Nota do editor: Frédéric Prost é professor de ciência da computação no Instituto Nacional de Ciências Aplicadas de Lyon – Universidade de Lyon, na França.

Avanços recentes em inteligência artificial (IA), como o desenvolvimento de IA generativa com o surgimento do ChatGPT em novembro de 2022, levantaram muitas questões, esperanças e medos. Na primavera de 2023, o Congresso dos Estados Unidos ouviu a OpenAI, a empresa que desenvolveu o ChatGPT, e a União Europeia acaba de adotar sua primeira legislação sobre IA.

Tanto nos parlamentos quanto nas redes sociais, o rápido progresso da IA está impulsionando as discussões. Que impacto podemos esperar ver em nossa sociedade no futuro? Para tentar responder a essa pergunta de forma imparcial, propomos analisar o que aconteceu em um setor que já viu a chegada e a vitória da IA sobre as capacidades humanas: xadrez. Há mais de um quarto de século, as máquinas têm superado os humanos no xadrez.

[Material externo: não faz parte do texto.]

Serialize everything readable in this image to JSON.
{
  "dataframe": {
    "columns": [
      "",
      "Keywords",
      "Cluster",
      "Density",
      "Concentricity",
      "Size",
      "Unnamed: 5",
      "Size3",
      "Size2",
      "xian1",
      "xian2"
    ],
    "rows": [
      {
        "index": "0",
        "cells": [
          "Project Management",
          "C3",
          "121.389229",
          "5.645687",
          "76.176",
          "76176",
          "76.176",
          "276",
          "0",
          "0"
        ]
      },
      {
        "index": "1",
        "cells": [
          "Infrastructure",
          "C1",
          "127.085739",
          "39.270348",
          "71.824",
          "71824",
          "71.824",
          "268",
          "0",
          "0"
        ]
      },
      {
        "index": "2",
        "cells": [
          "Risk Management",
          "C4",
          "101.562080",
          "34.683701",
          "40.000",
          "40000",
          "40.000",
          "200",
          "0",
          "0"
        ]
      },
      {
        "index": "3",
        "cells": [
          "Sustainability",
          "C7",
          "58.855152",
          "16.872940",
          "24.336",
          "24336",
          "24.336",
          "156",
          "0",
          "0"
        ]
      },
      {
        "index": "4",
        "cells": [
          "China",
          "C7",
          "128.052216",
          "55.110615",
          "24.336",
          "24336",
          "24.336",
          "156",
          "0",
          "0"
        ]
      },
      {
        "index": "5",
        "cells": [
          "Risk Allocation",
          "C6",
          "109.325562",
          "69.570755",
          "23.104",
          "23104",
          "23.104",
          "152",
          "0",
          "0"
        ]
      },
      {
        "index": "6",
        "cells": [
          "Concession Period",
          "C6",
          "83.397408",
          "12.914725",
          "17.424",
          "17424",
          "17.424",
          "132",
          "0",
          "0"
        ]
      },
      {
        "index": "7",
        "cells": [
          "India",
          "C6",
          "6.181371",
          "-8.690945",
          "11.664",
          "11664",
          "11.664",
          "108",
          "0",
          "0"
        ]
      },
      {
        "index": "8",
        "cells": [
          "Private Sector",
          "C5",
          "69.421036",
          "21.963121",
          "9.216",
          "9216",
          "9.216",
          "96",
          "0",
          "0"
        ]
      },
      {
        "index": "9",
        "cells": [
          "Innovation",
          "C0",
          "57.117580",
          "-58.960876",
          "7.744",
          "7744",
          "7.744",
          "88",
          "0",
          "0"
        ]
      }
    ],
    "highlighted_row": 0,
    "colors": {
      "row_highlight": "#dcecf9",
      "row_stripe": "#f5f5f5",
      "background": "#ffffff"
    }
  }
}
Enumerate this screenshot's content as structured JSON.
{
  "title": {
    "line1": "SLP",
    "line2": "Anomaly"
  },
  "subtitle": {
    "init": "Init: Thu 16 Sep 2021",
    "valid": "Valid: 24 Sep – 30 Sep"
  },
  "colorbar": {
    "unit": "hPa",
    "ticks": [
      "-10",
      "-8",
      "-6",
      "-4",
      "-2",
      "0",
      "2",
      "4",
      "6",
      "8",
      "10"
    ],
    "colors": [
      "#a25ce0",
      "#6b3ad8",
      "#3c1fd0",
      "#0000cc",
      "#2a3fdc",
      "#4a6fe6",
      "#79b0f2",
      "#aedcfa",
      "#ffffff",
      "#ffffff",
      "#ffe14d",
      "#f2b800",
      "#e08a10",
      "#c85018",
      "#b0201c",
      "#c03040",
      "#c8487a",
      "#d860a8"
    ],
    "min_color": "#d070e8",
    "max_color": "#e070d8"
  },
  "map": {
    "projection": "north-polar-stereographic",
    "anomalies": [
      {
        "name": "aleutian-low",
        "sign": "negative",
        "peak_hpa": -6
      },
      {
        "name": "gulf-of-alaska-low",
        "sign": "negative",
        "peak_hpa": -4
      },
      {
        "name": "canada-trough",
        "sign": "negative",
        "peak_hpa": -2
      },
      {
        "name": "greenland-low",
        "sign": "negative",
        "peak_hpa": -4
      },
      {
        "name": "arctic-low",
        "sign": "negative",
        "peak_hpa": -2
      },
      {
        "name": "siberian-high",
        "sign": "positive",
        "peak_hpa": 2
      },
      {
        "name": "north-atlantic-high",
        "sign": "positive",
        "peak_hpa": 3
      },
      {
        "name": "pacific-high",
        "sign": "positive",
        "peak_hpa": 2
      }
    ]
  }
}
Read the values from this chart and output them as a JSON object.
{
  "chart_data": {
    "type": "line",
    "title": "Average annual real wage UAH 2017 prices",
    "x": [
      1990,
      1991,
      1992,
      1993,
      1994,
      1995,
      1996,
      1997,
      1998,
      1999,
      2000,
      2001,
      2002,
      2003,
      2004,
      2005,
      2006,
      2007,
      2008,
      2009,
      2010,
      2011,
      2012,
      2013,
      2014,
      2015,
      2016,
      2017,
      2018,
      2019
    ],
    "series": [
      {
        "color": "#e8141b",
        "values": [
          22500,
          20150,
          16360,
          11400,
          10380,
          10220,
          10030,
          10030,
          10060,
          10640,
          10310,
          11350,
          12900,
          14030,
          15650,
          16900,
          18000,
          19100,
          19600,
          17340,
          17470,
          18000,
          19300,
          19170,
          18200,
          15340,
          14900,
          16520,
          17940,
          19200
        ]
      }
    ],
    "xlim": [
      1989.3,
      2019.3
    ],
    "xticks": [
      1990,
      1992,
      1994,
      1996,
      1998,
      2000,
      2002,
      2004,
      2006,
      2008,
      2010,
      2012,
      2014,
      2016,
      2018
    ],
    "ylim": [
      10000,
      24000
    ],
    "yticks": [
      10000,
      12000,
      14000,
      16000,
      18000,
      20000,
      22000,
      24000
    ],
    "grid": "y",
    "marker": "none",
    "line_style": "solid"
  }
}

Por que usar o xadrez como indicador?

Desde o início da computação, o xadrez tem sido usado como um indicador do progresso do software e do hardware. É um jogo interessante em vários níveis para estudar o impacto da IA na sociedade:

  1. É uma atividade intelectual que exige diferentes habilidades: visualização espacial, memória, aritmética mental, criatividade, adaptabilidade, etc., habilidades nas quais a IA compete com a mente humana.
  2. O jogo não mudou durante séculos. As regras são bem estabelecidas e isso proporciona uma base estável para estudar a evolução dos jogadores.
  3. É possível medir a força das máquinas de forma objetiva e comparar esse nível com o dos humanos usando a classificação Elo.
  4. O campo de estudo é restrito: é claro que o xadrez é apenas um aspecto muito pequeno da vida, mas esse é exatamente o objetivo. Essa limitação do assunto permite direcionar melhor o impacto da IA na vida cotidiana.
  5. As IAs superaram o nível dos melhores jogadores humanos por mais de 20 anos. Portanto, é possível ver o impacto concreto que elas tiveram no jogo de xadrez e na vida de sua comunidade, que pode ser vista como um microcosmo da sociedade. Também podemos estudar esses impactos em relação à progressão da IA ao longo do tempo.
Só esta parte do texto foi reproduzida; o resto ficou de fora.